I hopped off the branch and reached up for him, and as I set him on the ground I decided. Peter wouldn’t like it, but I wasn’t going to let Charlie anywhere near the pirate camp. I was going to tuck him up in a tree or a cave like a baby in a cradle and keep him well away from any fighting. If I was lucky, Peter wouldn’t notice.
Except Peter notices everything.
There was always a first time, I reasoned. He might be so busy with the raid that he wouldn’t trouble to keep track of Charlie, though since the little boy was almost always attached to my sleeve that was unlikely.
Charlie’s silence told me he was worried about the pirates, and the joy had gone out of the adventure in the woods.
Too damned little, I thought for the dozenth time that day. Too little for all of this.
We emerged from the forest right at the bottom of the cliff path. The boys up in the cave had a fire lit and the smell of burning wood and meat had led us to them for a good mile before we reached the cliff. They were having a raucous time of it, too—screeching and laughing and jumping about.
“They’re having a jolly time,” I said, smiling down at Charlie.
He stared up the path at the leaping shadows and beyond, into the cold white eye of the moon. He didn’t seem to think it was very jolly up there, and his fist wound into my coat again.
I detached him gently. “You have to go ahead of me.
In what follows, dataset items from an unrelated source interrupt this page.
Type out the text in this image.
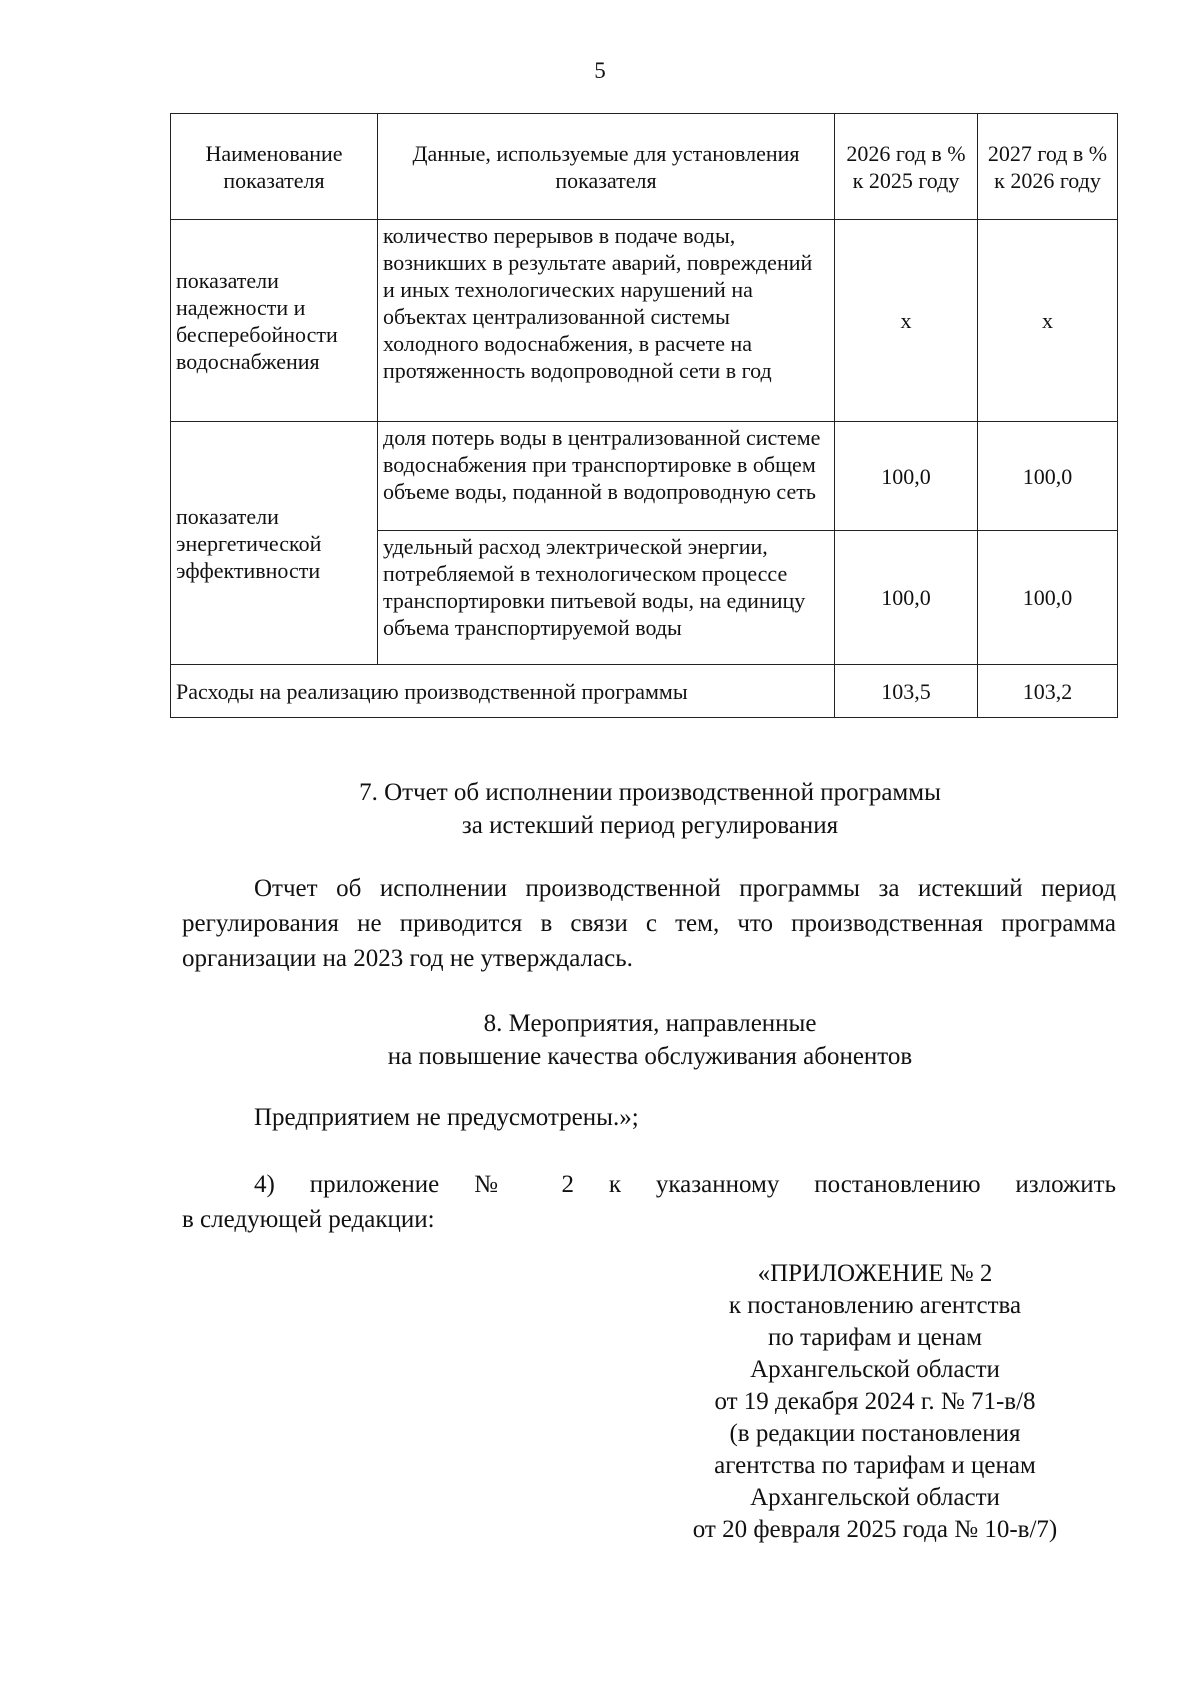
5
Наименование показателя	Данные, используемые для установления показателя	2026 год в % к 2025 году	2027 год в % к 2026 году
показатели надежности и бесперебойности водоснабжения	количество перерывов в подаче воды, возникших в результате аварий, повреждений и иных технологических нарушений на объектах централизованной системы холодного водоснабжения, в расчете на протяженность водопроводной сети в год	х	х
показатели энергетической эффективности	доля потерь воды в централизованной системе водоснабжения при транспортировке в общем объеме воды, поданной в водопроводную сеть	100,0	100,0
	удельный расход электрической энергии, потребляемой в технологическом процессе транспортировки питьевой воды, на единицу объема транспортируемой воды	100,0	100,0
Расходы на реализацию производственной программы		103,5	103,2
7. Отчет об исполнении производственной программы
за истекший период регулирования
Отчет об исполнении производственной программы за истекший период регулирования не приводится в связи с тем, что производственная программа организации на 2023 год не утверждалась.
8. Мероприятия, направленные
на повышение качества обслуживания абонентов
Предприятием не предусмотрены.»;
4) приложение № 2 к указанному постановлению изложить
в следующей редакции:
«ПРИЛОЖЕНИЕ № 2
к постановлению агентства
по тарифам и ценам
Архангельской области
от 19 декабря 2024 г. № 71-в/8
(в редакции постановления
агентства по тарифам и ценам
Архангельской области
от 20 февраля 2025 года № 10-в/7)
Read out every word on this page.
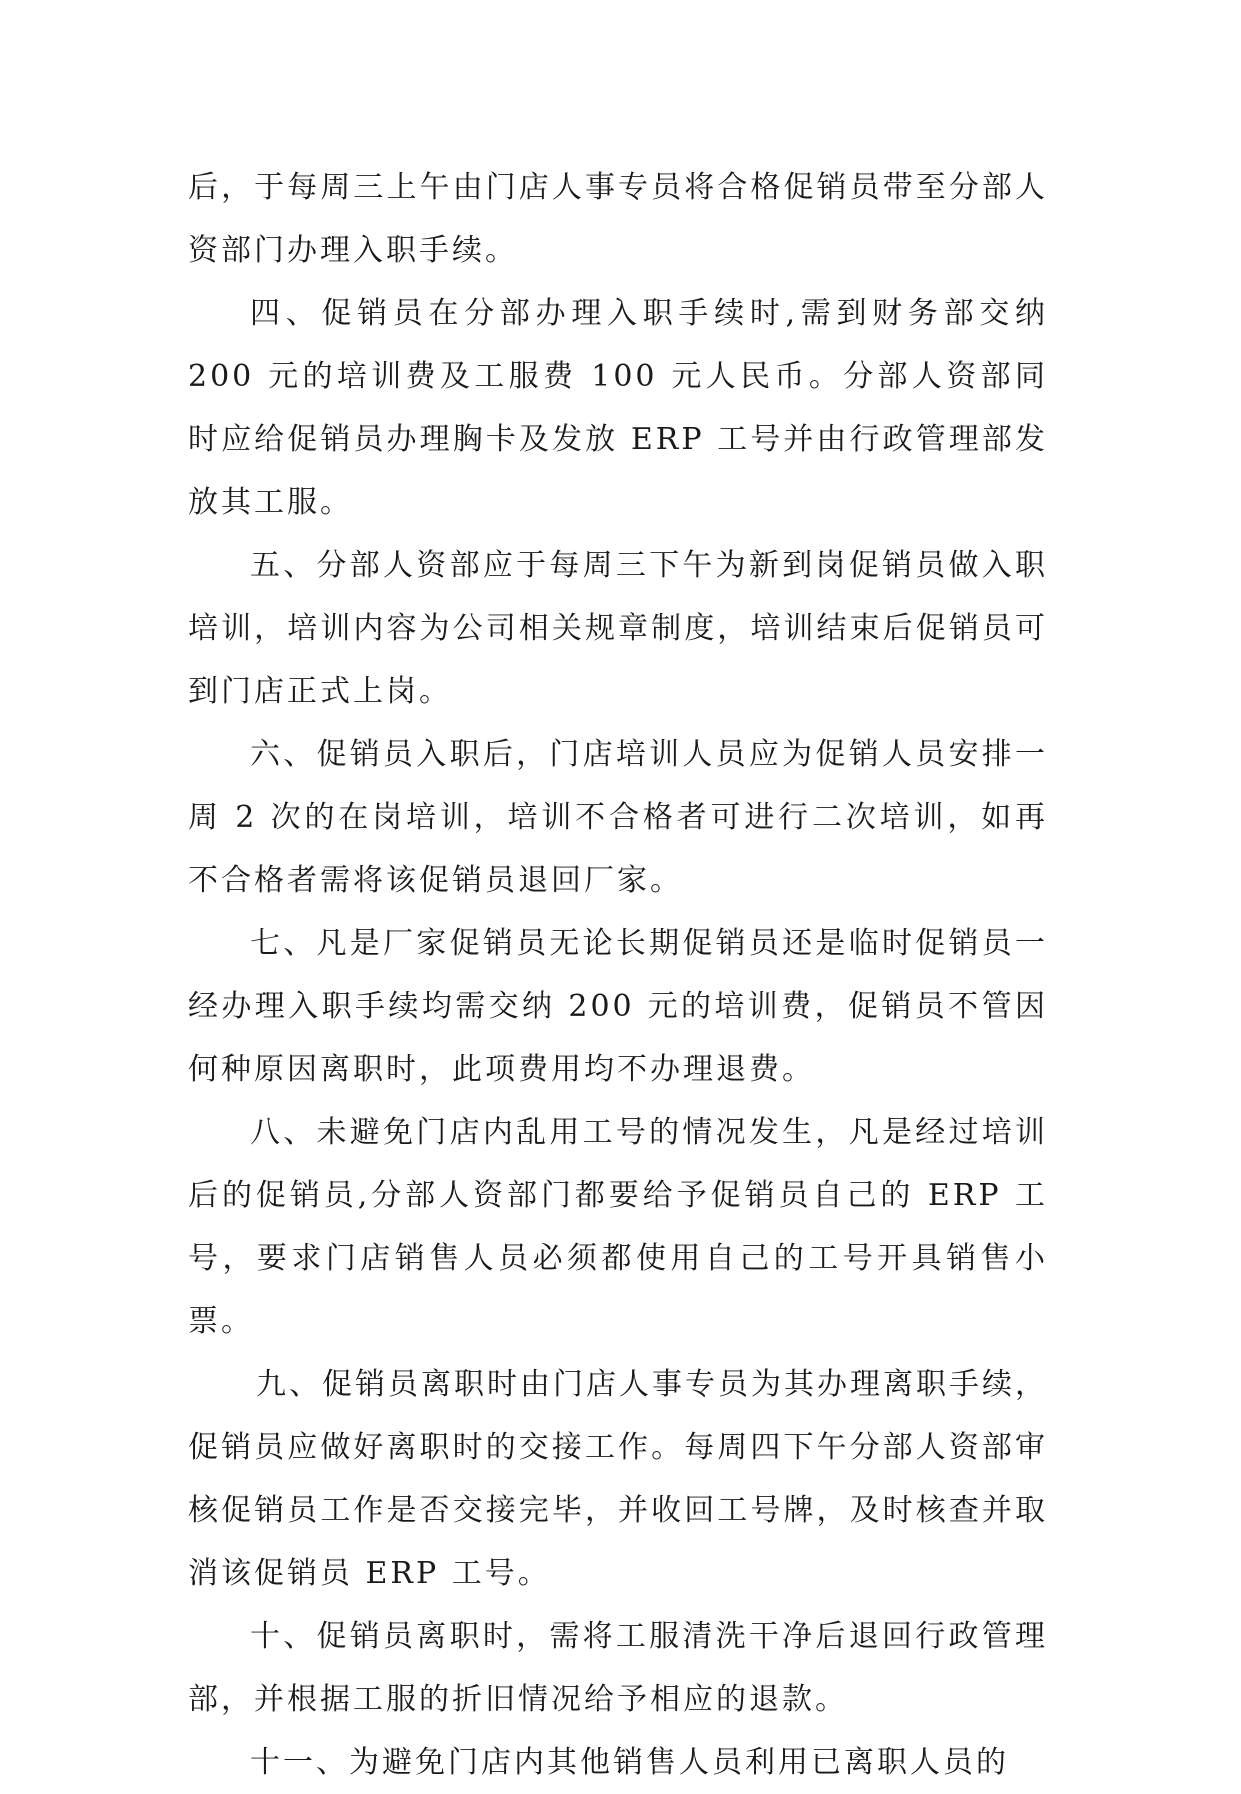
后，于每周三上午由门店人事专员将合格促销员带至分部人资部门办理入职手续。

四、促销员在分部办理入职手续时,需到财务部交纳 200 元的培训费及工服费 100 元人民币。分部人资部同时应给促销员办理胸卡及发放 ERP 工号并由行政管理部发放其工服。

五、分部人资部应于每周三下午为新到岗促销员做入职培训，培训内容为公司相关规章制度，培训结束后促销员可到门店正式上岗。

六、促销员入职后，门店培训人员应为促销人员安排一周 2 次的在岗培训，培训不合格者可进行二次培训，如再不合格者需将该促销员退回厂家。

七、凡是厂家促销员无论长期促销员还是临时促销员一经办理入职手续均需交纳 200 元的培训费，促销员不管因何种原因离职时，此项费用均不办理退费。

八、未避免门店内乱用工号的情况发生，凡是经过培训后的促销员,分部人资部门都要给予促销员自己的 ERP 工号，要求门店销售人员必须都使用自己的工号开具销售小票。

九、促销员离职时由门店人事专员为其办理离职手续，促销员应做好离职时的交接工作。每周四下午分部人资部审核促销员工作是否交接完毕，并收回工号牌，及时核查并取消该促销员 ERP 工号。

十、促销员离职时，需将工服清洗干净后退回行政管理部，并根据工服的折旧情况给予相应的退款。

十一、为避免门店内其他销售人员利用已离职人员的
There’s not room for us side by side.”
He stubbornly rewound his fist and shook his head. “I don’t want to.”
I felt the first stirrings of impatience. “You have to.”
“I don’t want to,” Charlie repeated.
I deliberately peeled his hand out of my coat and pushed him toward the path. “You have to. We can’t stand here playing about all night.”
He wriggled away from my hands, shaking his head, his mouth set in an obstinate line. “No.”
I didn’t know whether this was about Peter or Nip or that he was afraid of the dark or the cliff path or what. I just knew that I wasn’t of a mind to deal with his nonsense. I didn’t care about Charlie’s reasons at that moment; I just wanted him to mind me.
I was angry and let him see it. “You have to go up there. If you don’t, I’ll leave you here.”
His face went shocked and white. I could have smacked him and hurt him less, I reckon. “The duckling,” he whispered. “What about the duckling?”
“The bloody duckling didn’t listen, didn’t mind,” I said, starting up the cliff path and leaving Charlie there, staring after me.
Peter was right. I didn’t do them any good when I tried to take care of them. I wasn’t Charlie’s mama and it wasn’t down to me to be one. If that stupid little boy fell in the crocodile pond or got eaten by a bear or wandered into the fields of the Many-Eyed, it was no nevermind to me because he wasn’t my problem, not my responsibility.